Garry MorrisBorn in Britain of Jamaican parents, Garry Morris is a trained librarian who has worked with the National Museums and Galleries on Merseyside, where he was closely involved with the setting up of the permanent Transatlantic Slavery Galleries there that opened in 1994. He helped to develop a number of outreach programmes and was also concerned with conservation issues in relation to community institutions. Garry Morris was part of the Bradford Black Collective that worked closely with the Black Parents Movement on a number of its campaigns, and he helped to organise the International Book Fair of Radical Black and Third World Books in Bradford and Manchester.

 

Milverton Wallace

Milverton Wallace has been involved in digital media and online journalism since the 1980s. Wallace taught news writing, production design, Internet research and web authoring in the Department of Journalism, City University, London from 1992-2000. There he developed and taught the first Internet course for journalism students in the UK, beginning in 1992. He also founded and organised the annual NetMedia conference on the Media and the Internet and the European Online Journalism Awards from 1995-2003. At City University he was a founder-member of the Internet Research Study Group, now renamed the CIBER Group and located at University College, London. Before joining City University Milverton Wallace was London Desk Editor of South magazine (1980-84), Production Manager of the Third World Quarterly (1984-88) and Editor of the Jamaica Record (1988-91), a daily newspaper published in Kingston, Jamaica. Under his editorship, the Jamaica Record built the first networked newsroom outside North America.
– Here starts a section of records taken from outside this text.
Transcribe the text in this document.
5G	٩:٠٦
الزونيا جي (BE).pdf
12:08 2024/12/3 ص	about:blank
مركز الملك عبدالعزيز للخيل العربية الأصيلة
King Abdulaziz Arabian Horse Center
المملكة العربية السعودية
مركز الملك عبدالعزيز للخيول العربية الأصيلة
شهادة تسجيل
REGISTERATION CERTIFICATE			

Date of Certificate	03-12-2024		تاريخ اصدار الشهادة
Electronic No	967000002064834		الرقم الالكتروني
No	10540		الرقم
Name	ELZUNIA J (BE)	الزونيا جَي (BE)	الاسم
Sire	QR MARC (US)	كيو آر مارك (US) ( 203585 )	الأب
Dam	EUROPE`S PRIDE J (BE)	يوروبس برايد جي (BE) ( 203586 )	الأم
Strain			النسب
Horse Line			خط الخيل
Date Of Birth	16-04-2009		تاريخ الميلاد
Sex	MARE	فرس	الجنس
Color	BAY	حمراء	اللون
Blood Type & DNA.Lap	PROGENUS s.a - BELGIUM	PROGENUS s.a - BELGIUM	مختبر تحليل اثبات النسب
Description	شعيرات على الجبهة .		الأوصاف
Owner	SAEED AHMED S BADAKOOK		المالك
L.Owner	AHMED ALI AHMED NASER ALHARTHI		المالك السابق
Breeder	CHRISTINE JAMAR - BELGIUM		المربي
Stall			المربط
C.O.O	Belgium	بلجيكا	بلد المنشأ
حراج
Wallace has extensive experience in magazine and newspaper journalism, print production and book design. He obtained a BA in Communications at Sheffield Hallam University (1979) and an MA in Publishing at Leeds University (1980). He writes and consults on digital media and is currently developing a series of digital media workshops for 16-19 year-olds.

 

Dr Sarah White (Secretary)

Sarah WhiteBorn in England, Sarah White is a co-founder of New Beacon Books. She is a science historian by training and worked for some 15 years as the Soviet Science consultant to the New Science magazine. She is Managing Director of New Beacon Books, working in the bookshop, on the publishing and with the international book service. Sarah White was a founder member of the International Book Fair of Radical Black and Third World Books, and has been instrumental in promoting the use of multicultural and anti-racist resources in schools, colleges, universities and public libraries. She was a joint editor of Changing Britannia: Life Experience With Britain (1999) and of A Meeting of the Continents: The International Book Fair of Radical Black and Third World Books 1982-95 – Revisited (2005), both published by the George Padmore Institute.